With this first volume, Les Voix Humaines members Margaret Little and Susie Napper embark on a very ambitious cycle to record all of Sainte Colombe the Elder’s 67 “Concerts a deux violes esgales” (concerts for two bass viols). On evidence of the first 18 offered here, the interpretations are consistently quicker and noticeably sunnier compared to the few other recordings of several of these pieces. For example, in the famous Gavote La ferme (featured prominently in Alain Corneau’s film Tous les matins du monde) their tendency to accent the endings of phrases gives the piece a lift that Jordi Savall and Wieland Kuijken (Astrée) downplay. Both interpretations are interesting, though at times Little and Napper’s livelier approach seems at odds with the dour if not misanthropic temperament of the composer. After all, by this time Sainte Colombe not only continually obsessed over his adored deceased wife, but he’d also become a notorious recluse and likely penned most of these works strictly for his final students–his two sequestered young daughters.

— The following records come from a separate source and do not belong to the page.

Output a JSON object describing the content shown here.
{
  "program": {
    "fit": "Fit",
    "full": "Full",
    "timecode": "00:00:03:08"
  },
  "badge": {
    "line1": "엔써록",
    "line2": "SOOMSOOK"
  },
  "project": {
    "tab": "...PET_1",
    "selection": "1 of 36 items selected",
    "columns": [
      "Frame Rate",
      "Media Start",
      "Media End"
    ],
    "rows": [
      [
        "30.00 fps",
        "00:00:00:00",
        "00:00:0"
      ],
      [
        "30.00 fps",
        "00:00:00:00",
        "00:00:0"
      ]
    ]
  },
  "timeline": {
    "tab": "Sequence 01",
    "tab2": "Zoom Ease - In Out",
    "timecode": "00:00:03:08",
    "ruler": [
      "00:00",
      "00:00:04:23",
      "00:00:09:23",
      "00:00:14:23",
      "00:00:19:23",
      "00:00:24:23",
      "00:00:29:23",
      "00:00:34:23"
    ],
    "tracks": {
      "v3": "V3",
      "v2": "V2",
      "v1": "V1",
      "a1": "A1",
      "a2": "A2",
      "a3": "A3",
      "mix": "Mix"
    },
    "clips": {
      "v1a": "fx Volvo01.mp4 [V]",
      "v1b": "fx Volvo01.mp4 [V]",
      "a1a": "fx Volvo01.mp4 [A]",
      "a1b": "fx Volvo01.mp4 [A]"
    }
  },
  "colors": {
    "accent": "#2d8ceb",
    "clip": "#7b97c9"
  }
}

Three other works included on the program–Le changé, La conférence, and Les Couplets–have previously received excellent performances by viola da gambist Hille Perl on Deutsche Harmonia Mundi. While Perl’s tempos are more akin to Savall’s and Kuijken’s, she often takes instrumental liberties that share a similar playful spirit with that conveyed in Napper and Little’s performances. In Le Couplets for example Perl enlists Andrew Lawrence-King to perform the role of second gamba (or bass viol) on harp.
Atma’s sound is very good, its realistic presence owing to the fact that microphones are sensibly placed–no in-your-face, inside-the-instrument ambience we often get from today’s period-instrument recordings. Francois Filiatrault and Jonathan Dunford’s informative notes discuss all 18 Concerts while featuring numerous entertaining anecdotes.